4: Everything (from ‘Gangsta Bitch Music, Vol.1’, 2016)

Cardi often moves so fast, with her whip-smart flow, alliteration and lines that leave you reeling. But Everything is a different beast. Here Cardi is as clear as she can be about how poverty forces these so-called “bad choices” of sex work and abusive relationships. She refuses to be defined by her past, but equally she does not seek to deny that what she’s been through has shaped who she is today.

3: Bodak Yellow (from ‘Invasion Of Privacy’, 2018)

A summer banger that rejected the usual feel-good cliches to somehow suck the sun from around it, the menacing and steely Bodak Yellow was Cardi’s debut single, and a No.1 hit on Billboard’s Hot 100, Hot R&B/Hip-Hop Songs, Hot Rap Songs and Rhythmic charts. Announcing herself by wearing an enormous “A” (for anarchy) symbol in the video, she’s at her most raw and febrile on this track – quite an achievement for such a mainstream hit. She wrote the lyrics on a plane, and later said, “Every bitch that I don’t like came to my head. And I pictured me, slapping it to them.” Easily one of the best Cardi B songs, Bodak Yellow is a statement of intent that made everyone take notice.
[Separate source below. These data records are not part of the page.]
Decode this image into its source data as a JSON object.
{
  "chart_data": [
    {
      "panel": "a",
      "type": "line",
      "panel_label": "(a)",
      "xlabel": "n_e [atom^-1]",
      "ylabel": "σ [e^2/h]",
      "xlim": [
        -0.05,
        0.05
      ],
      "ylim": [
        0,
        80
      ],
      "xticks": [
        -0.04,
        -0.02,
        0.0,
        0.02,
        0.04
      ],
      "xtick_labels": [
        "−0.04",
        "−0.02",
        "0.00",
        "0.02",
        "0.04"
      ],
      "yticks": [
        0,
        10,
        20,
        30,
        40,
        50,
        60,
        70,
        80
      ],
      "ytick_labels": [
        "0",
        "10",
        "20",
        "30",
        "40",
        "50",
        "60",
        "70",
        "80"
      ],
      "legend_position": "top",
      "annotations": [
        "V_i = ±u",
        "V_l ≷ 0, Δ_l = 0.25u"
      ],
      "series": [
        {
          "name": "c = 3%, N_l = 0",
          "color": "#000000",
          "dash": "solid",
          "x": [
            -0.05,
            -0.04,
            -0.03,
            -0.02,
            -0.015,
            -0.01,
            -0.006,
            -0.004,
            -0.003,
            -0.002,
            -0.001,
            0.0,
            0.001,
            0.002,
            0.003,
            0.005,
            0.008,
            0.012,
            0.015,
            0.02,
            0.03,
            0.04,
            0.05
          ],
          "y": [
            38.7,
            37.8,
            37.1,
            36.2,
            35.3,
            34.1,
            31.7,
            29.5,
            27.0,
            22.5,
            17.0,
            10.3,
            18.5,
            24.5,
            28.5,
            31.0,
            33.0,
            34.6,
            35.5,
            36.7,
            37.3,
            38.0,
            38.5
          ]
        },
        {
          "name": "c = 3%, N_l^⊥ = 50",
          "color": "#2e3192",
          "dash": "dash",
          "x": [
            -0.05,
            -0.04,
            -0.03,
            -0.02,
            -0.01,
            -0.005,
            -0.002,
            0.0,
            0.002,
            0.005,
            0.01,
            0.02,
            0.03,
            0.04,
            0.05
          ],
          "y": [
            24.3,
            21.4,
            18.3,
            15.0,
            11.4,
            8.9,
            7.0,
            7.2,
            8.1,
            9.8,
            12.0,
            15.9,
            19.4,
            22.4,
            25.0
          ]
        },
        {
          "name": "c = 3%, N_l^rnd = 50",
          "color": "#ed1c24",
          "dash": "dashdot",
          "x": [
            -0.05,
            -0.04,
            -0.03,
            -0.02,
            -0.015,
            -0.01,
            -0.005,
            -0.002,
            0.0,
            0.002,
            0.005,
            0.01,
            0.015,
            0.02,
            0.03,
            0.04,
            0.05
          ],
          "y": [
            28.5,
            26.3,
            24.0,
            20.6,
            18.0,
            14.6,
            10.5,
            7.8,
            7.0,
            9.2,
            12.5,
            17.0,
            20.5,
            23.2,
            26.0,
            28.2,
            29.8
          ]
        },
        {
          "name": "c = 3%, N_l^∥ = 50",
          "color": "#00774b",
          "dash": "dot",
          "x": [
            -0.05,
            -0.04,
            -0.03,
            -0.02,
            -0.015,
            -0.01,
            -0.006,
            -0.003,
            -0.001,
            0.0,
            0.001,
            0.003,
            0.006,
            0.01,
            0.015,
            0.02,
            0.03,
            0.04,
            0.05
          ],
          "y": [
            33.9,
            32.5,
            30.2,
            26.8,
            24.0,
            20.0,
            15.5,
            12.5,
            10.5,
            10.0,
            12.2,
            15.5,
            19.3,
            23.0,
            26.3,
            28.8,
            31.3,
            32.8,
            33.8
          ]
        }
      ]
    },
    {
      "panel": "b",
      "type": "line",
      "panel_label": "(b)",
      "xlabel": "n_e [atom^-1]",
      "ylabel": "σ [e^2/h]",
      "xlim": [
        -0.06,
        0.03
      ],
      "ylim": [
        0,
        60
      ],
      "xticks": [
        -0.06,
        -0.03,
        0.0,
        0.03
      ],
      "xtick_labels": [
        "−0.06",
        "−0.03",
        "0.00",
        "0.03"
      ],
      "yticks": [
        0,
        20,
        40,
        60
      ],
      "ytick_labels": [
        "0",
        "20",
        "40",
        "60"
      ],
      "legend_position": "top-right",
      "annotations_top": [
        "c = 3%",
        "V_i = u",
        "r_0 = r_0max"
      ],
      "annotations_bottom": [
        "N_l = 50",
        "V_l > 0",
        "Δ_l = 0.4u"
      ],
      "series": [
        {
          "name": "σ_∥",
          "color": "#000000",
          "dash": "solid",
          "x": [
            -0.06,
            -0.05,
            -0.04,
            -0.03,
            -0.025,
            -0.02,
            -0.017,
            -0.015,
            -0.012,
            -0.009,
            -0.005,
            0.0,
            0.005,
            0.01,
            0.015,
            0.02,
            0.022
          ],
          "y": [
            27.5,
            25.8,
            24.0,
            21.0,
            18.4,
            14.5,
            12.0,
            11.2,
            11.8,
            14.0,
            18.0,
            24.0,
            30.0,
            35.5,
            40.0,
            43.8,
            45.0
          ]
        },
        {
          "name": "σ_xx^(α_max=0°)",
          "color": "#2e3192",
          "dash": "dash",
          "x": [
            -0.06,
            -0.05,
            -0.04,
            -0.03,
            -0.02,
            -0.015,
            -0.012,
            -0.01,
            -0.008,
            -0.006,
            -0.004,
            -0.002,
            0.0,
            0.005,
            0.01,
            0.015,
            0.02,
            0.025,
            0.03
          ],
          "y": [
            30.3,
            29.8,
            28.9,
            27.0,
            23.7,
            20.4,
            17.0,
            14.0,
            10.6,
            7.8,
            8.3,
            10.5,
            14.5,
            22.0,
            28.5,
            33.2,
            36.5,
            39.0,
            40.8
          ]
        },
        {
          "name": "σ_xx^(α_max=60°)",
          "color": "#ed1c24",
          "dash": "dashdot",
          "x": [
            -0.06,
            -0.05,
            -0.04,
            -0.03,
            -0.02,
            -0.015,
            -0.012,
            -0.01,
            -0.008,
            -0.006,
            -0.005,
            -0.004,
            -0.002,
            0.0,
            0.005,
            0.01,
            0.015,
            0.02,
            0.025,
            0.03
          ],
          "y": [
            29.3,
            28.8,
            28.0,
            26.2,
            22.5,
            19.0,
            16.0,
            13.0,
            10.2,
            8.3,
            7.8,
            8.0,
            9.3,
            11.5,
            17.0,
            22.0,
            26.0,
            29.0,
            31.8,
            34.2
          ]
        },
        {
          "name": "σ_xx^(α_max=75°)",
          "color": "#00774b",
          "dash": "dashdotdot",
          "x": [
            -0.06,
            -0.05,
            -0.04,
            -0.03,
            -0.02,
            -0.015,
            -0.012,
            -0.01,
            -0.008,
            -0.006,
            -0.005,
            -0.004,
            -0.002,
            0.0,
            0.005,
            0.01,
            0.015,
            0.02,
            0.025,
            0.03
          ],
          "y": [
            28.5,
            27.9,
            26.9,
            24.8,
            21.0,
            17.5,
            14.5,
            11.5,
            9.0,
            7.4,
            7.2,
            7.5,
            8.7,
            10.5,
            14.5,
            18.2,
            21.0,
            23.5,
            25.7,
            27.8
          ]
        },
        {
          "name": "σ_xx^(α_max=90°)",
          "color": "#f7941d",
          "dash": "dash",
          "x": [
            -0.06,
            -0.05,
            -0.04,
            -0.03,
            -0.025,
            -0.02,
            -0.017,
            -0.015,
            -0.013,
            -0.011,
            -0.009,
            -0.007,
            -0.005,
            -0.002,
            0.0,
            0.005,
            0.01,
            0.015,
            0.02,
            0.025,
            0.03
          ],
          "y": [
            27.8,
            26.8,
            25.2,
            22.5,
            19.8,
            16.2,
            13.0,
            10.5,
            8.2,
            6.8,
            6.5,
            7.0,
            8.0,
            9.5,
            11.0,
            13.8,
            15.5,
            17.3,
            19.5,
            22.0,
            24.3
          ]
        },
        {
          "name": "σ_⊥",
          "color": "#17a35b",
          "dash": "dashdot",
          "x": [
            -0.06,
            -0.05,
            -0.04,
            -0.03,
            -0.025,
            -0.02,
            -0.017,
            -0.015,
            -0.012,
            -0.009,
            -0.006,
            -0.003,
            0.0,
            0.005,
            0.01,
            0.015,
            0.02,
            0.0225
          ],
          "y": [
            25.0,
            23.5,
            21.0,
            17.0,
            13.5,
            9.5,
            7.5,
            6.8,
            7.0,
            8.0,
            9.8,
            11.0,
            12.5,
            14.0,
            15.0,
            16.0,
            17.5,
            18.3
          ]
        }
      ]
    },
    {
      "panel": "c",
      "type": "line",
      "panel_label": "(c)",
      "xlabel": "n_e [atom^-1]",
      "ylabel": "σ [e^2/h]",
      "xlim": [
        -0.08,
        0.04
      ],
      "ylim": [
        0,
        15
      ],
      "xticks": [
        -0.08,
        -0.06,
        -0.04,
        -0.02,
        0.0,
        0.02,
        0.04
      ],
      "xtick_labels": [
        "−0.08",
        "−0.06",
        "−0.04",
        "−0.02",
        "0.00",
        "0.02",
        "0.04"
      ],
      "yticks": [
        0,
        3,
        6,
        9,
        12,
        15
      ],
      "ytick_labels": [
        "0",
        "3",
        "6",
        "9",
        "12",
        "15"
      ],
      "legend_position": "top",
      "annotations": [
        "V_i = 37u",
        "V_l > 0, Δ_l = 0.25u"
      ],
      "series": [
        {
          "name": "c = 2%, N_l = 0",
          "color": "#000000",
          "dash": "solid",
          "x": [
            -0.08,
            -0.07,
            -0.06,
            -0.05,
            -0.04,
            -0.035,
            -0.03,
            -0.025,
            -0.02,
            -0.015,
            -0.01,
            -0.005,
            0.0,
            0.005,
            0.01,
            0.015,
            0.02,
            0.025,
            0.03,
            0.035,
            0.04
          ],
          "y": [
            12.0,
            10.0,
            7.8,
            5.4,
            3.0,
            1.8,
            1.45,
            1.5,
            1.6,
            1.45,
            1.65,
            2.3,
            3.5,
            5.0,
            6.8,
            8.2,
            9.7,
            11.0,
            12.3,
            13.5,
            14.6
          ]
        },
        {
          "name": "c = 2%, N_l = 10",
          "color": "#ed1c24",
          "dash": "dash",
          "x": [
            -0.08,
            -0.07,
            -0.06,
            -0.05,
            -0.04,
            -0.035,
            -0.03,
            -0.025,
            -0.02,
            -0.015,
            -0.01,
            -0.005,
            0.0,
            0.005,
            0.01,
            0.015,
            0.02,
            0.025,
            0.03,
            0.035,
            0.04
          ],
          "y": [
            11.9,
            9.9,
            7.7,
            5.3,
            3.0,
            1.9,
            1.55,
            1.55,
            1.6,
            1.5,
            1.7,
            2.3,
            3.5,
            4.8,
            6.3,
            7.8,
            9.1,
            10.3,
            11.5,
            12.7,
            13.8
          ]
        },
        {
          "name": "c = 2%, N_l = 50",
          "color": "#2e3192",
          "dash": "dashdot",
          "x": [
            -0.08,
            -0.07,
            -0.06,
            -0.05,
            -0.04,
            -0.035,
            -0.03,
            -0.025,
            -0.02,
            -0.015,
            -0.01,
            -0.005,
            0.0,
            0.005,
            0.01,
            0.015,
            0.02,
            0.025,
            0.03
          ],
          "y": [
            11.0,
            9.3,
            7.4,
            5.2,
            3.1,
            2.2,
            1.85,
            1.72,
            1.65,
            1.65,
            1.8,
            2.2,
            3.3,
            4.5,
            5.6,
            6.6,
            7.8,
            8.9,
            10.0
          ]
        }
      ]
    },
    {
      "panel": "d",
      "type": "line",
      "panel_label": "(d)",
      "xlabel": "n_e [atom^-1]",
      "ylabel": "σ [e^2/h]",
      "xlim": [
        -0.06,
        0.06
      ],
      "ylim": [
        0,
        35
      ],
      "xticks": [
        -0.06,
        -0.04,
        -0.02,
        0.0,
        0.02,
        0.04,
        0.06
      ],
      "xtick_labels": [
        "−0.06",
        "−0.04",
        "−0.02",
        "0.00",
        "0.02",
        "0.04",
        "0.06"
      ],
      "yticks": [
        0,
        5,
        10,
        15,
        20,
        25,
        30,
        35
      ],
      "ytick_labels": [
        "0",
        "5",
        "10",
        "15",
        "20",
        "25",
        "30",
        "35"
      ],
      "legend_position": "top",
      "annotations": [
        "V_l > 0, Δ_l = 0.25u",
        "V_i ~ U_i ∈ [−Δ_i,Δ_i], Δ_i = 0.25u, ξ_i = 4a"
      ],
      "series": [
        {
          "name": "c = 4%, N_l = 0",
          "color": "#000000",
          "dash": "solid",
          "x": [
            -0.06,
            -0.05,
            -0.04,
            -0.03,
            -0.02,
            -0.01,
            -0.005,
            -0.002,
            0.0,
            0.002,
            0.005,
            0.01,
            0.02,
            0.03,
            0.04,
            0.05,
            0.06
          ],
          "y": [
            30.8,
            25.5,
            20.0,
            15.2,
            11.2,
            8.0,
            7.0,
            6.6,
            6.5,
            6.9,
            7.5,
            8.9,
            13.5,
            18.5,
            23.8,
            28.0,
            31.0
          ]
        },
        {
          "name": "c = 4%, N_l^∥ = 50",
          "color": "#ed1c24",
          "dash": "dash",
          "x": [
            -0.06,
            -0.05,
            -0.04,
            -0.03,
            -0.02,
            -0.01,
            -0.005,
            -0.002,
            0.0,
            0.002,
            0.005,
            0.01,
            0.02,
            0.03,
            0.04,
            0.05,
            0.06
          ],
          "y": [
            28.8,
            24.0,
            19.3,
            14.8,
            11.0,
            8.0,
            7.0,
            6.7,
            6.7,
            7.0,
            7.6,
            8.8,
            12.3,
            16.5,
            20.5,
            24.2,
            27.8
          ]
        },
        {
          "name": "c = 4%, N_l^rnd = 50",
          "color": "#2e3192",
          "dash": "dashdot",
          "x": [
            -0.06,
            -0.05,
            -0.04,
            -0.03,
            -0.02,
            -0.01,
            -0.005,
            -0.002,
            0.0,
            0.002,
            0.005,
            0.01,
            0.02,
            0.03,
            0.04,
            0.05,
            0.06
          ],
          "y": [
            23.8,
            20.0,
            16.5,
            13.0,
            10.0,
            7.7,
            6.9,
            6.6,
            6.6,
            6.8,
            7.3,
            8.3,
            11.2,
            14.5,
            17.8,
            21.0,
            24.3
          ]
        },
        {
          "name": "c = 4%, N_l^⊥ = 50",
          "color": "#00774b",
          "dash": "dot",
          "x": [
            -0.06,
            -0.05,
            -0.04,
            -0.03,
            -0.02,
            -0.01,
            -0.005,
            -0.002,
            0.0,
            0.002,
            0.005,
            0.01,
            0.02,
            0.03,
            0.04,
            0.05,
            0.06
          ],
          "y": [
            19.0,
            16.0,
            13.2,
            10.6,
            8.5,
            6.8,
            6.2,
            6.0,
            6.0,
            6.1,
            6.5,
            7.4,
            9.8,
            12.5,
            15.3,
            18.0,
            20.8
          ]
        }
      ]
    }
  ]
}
2: Be Careful (from ‘Invasion Of Privacy’, 2018)

“Poured out my whole heart, to a piece of shit.” Heartbreak with Cardi B doesn’t sound like much fun – for anyone. She blasts her poetry of despair over beats that punch like a pneumatic drill. “You got me lookin’ in the mirror different, thinkin’ I’m flawed because you inconsistent,” is the real kicker line, with Cardi at her most exposed. She also samples Lauryn Hill’s Ex-Factor which – given the track’s subject matter – is a stroke of genius.

1: WAP (with Megan Thee Stallion) (standalone single, 2020)

Topping our list of the best Cardi B songs, WAP is also the best Megan Thee Stallion song – hell, it’s the best song of 2020 and one of the best songs ever written about sex. Nasty, provocative, controversial and unbelievably captivating, WAP set new standards for explicitness in pop while questioning just who gets to set those standards in the first place. Cardi and Megan have completely different flows and approaches to their verses, yet together the effect is stronger than if either had attempted WAP as a solo endeavour. There’s a whole history to explore with this one: or you could just listen again and again and again.